Conforme investigação em curso do Maka Angola, dois desses apartamentos, no valor de um milhão de dólares cada, foram distribuídos entre dois dos filhos de Joel Leonardo – a juíza de primeira instância Amélia Leonardo e o já famoso Vanur Leonardo. O terceiro apartamento foi entregue à secretária judicial do CSMJ, Érika Octávio Peixoto, também conhecida como amiga íntima de Joel. O secretário-geral do Tribunal Supremo, Altino Kapalakayela, ficou com o quarto apartamento.

Esta questão dos apartamentos foi levantada em encontro entre os conselheiros do Tribunal Supremo e o presidente da República, na qual Joel Leonardo argumentou que os mesmos não eram condignos para alojar os seus colegas, pelo que os tinha distribuído a juízes desembargadores da Relação de Luanda. Mentiu ao presidente sob o olhar silencioso dos outros magistrados, da ministra Vera Daves, do ministro de Estado e chefe da Casa Civil,  Adão de Almeida, e do ex-ministro da Justiça e Direitos Humanos, Francisco Queiroz.

Em resumo, a abertura do ano judicial vem transmitir a ideia da contínua captura do Estado por um poder supostamente judicial a meias com o poder político.
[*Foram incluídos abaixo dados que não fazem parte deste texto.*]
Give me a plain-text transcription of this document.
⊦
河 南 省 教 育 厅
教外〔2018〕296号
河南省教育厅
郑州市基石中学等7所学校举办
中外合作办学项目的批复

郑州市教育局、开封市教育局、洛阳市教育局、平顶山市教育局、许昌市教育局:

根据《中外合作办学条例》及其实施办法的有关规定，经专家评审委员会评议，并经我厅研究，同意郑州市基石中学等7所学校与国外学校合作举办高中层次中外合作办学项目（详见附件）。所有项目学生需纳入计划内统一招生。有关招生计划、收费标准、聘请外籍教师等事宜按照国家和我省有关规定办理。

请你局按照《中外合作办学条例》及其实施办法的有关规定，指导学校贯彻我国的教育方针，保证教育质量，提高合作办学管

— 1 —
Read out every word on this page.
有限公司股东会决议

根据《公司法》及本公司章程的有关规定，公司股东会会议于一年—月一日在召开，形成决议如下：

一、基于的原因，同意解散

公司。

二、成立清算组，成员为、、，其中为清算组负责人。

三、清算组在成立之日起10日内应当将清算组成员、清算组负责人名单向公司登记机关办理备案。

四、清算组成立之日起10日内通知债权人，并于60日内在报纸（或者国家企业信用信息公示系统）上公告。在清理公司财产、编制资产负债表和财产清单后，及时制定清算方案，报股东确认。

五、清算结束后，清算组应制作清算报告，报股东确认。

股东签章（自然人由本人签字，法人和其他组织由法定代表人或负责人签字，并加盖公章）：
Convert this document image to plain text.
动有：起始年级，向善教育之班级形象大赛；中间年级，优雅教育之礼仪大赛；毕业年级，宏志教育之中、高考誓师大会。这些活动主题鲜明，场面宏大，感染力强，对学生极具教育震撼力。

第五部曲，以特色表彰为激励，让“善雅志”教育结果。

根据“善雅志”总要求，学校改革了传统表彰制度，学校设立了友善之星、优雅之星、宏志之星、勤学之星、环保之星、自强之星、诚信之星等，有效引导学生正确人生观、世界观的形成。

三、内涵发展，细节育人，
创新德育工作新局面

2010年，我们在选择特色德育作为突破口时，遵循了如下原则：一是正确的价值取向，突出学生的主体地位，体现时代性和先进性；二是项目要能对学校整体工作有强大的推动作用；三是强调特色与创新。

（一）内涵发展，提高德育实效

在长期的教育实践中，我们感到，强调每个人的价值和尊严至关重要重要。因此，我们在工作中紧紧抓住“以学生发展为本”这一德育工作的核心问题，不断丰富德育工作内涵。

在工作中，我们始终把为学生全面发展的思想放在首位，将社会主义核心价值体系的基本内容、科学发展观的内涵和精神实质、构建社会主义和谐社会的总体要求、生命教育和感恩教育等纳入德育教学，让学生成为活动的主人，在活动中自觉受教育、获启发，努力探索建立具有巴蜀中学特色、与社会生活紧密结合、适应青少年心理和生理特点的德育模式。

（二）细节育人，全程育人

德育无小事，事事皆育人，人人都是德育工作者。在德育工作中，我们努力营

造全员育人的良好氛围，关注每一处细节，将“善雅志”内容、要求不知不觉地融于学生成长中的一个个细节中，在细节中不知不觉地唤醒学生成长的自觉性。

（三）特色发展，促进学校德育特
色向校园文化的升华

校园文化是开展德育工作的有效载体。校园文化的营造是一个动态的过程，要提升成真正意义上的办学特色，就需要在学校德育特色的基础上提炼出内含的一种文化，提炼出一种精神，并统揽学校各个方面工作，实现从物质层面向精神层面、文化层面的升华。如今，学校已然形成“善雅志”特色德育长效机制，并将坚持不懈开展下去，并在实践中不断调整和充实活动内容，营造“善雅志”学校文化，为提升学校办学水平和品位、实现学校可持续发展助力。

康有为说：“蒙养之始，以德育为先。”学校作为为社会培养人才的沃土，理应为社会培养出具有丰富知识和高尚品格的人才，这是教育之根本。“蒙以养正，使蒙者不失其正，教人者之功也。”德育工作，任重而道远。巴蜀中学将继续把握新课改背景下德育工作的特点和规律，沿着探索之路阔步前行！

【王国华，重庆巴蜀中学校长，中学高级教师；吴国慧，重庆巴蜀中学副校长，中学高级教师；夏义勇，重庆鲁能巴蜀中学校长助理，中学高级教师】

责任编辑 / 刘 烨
O rumo parece perdido, as esperanças derrubadas, o vazio instala-se. O presidente da República parece cada vez mais afastado da confiança dos angolanos, armadilhado pelo seu próprio círculo de poder, sem visão estratégica para o bem do país e do seu povo. Já nem sequer tem autoridade para garantir a respeitabilidade do seu título de comandante-chefe das FAA, como demonstra o facto de permitir que o Tribunal Supremo se transforme em instituição paramilitar.

Há um problema de liderança e autoridade do Estado. Angola está sem liderança, sem autoridade, sem rumo. Até quando?